Beberapa hari yang lalu diberitakan bahwa setelah hampir satu dekade, akhirnya penerbangan komersil mendarat lagi di Timbuktu.
Bagi generasi 90-an, nama Timbuktu mungkin akrab di telinga setelah membaca komik Donal Bebek yang berisi petualangan Paman Gober hendak mencari harta karun di Timbuktu.
Timbuktu juga terkesan jauh di ujung dunia, sehingga menjadi tempat melarikan diri para tokoh komik yang sedang mengalami kesialan. Biasanya karakter komik digambarkan sedang kabur menuju jalan yang dilengkapi penunjuk jalan bertuliskan 'Timbuktu'.
ADVERTISEMENT
SCROLL TO CONTINUE WITH CONTENT
Banyak yang masih mengira Timbuktu adalah tempat rekaan.

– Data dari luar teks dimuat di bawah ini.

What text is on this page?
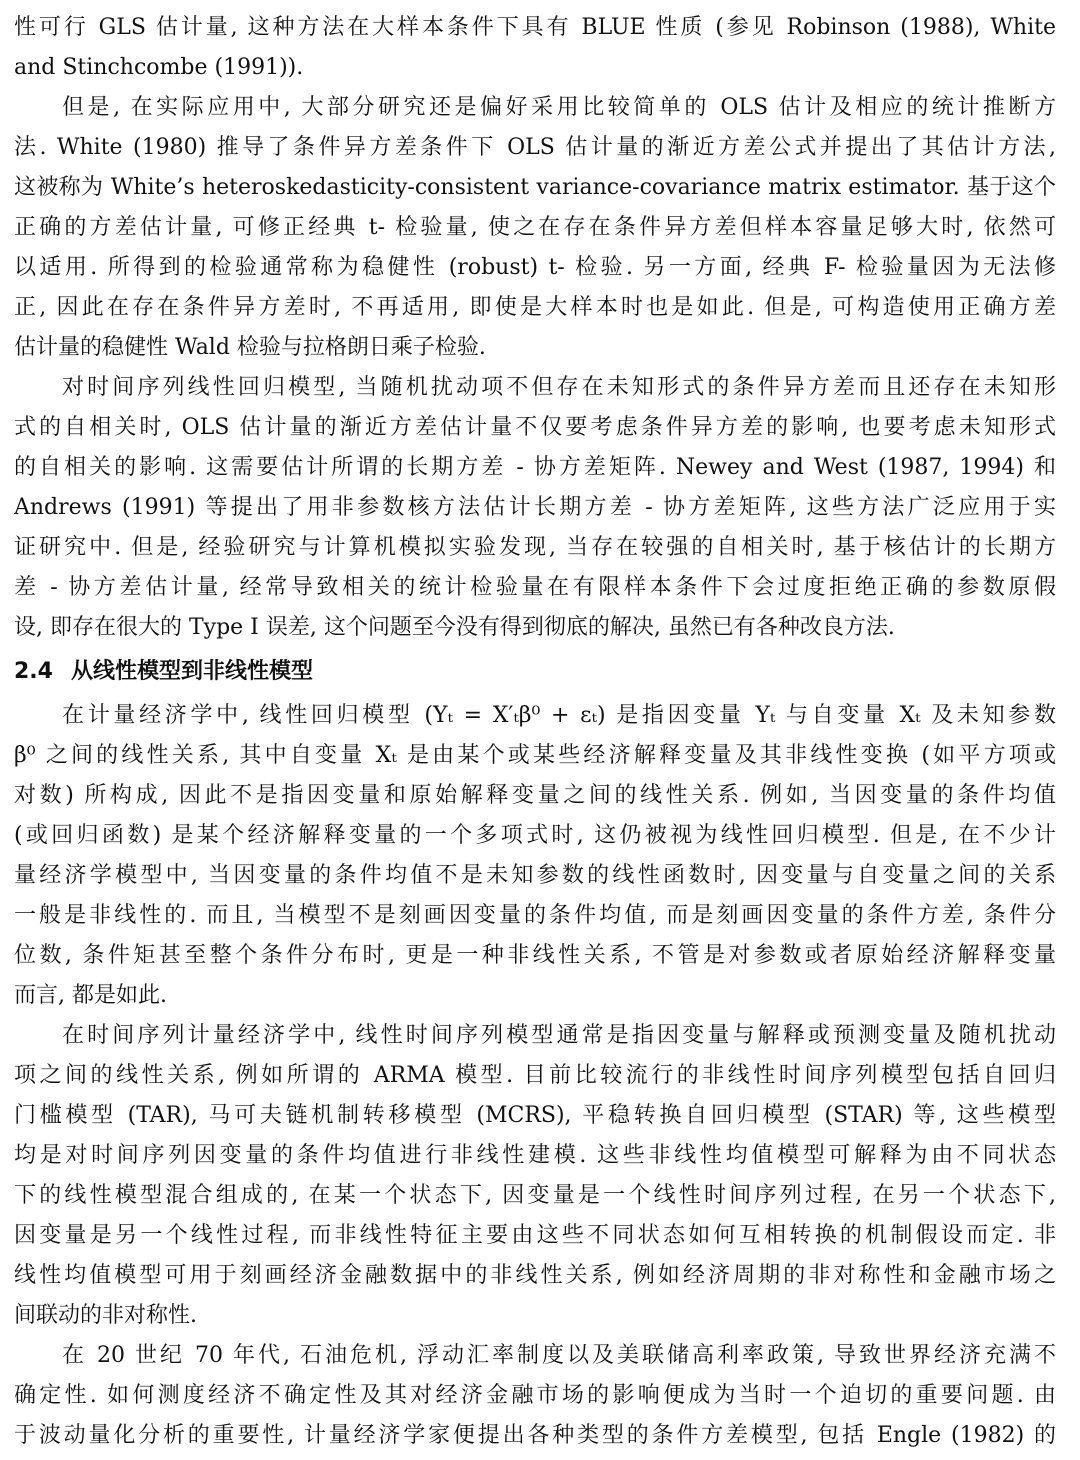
性可行 GLS 估计量, 这种方法在大样本条件下具有 BLUE 性质 (参见 Robinson (1988), White
and Stinchcombe (1991)).
但是, 在实际应用中, 大部分研究还是偏好采用比较简单的 OLS 估计及相应的统计推断方
法. White (1980) 推导了条件异方差条件下 OLS 估计量的渐近方差公式并提出了其估计方法,
这被称为 White’s heteroskedasticity-consistent variance-covariance matrix estimator. 基于这个
正确的方差估计量, 可修正经典 t- 检验量, 使之在存在条件异方差但样本容量足够大时, 依然可
以适用. 所得到的检验通常称为稳健性 (robust) t- 检验. 另一方面, 经典 F- 检验量因为无法修
正, 因此在存在条件异方差时, 不再适用, 即使是大样本时也是如此. 但是, 可构造使用正确方差
估计量的稳健性 Wald 检验与拉格朗日乘子检验.
对时间序列线性回归模型, 当随机扰动项不但存在未知形式的条件异方差而且还存在未知形
式的自相关时, OLS 估计量的渐近方差估计量不仅要考虑条件异方差的影响, 也要考虑未知形式
的自相关的影响. 这需要估计所谓的长期方差 - 协方差矩阵. Newey and West (1987, 1994) 和
Andrews (1991) 等提出了用非参数核方法估计长期方差 - 协方差矩阵, 这些方法广泛应用于实
证研究中. 但是, 经验研究与计算机模拟实验发现, 当存在较强的自相关时, 基于核估计的长期方
差 - 协方差估计量, 经常导致相关的统计检验量在有限样本条件下会过度拒绝正确的参数原假
设, 即存在很大的 Type I 误差, 这个问题至今没有得到彻底的解决, 虽然已有各种改良方法.
2.4 从线性模型到非线性模型
在计量经济学中, 线性回归模型 (Yₜ = X′ₜβ⁰ + εₜ) 是指因变量 Yₜ 与自变量 Xₜ 及未知参数
β⁰ 之间的线性关系, 其中自变量 Xₜ 是由某个或某些经济解释变量及其非线性变换 (如平方项或
对数) 所构成, 因此不是指因变量和原始解释变量之间的线性关系. 例如, 当因变量的条件均值
(或回归函数) 是某个经济解释变量的一个多项式时, 这仍被视为线性回归模型. 但是, 在不少计
量经济学模型中, 当因变量的条件均值不是未知参数的线性函数时, 因变量与自变量之间的关系
一般是非线性的. 而且, 当模型不是刻画因变量的条件均值, 而是刻画因变量的条件方差, 条件分
位数, 条件矩甚至整个条件分布时, 更是一种非线性关系, 不管是对参数或者原始经济解释变量
而言, 都是如此.
在时间序列计量经济学中, 线性时间序列模型通常是指因变量与解释或预测变量及随机扰动
项之间的线性关系, 例如所谓的 ARMA 模型. 目前比较流行的非线性时间序列模型包括自回归
门槛模型 (TAR), 马可夫链机制转移模型 (MCRS), 平稳转换自回归模型 (STAR) 等, 这些模型
均是对时间序列因变量的条件均值进行非线性建模. 这些非线性均值模型可解释为由不同状态
下的线性模型混合组成的, 在某一个状态下, 因变量是一个线性时间序列过程, 在另一个状态下,
因变量是另一个线性过程, 而非线性特征主要由这些不同状态如何互相转换的机制假设而定. 非
线性均值模型可用于刻画经济金融数据中的非线性关系, 例如经济周期的非对称性和金融市场之
间联动的非对称性.
在 20 世纪 70 年代, 石油危机, 浮动汇率制度以及美联储高利率政策, 导致世界经济充满不
确定性. 如何测度经济不确定性及其对经济金融市场的影响便成为当时一个迫切的重要问题. 由
于波动量化分析的重要性, 计量经济学家便提出各种类型的条件方差模型, 包括 Engle (1982) 的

Nyatanya Timbuktu benar adanya, bahkan masuk daftar Situs Warisan Dunia UNESCO karena sarat sejarah, salah satunya karena menjadi pusat penyebaran agama Islam yang pertama di Afrika.
Timbuktu merupakan kota di Mali, negara di Afrika Barat, benua yang terkurung oleh daratan.
Timbuktu didirikan sekitar tahun 1100 Masehi. Kota yang saat ini berpenduduk sekitar 54 ribu jiwa itu berada dekat Sungai Niger, di perbatasan selatan Gurun Sahara.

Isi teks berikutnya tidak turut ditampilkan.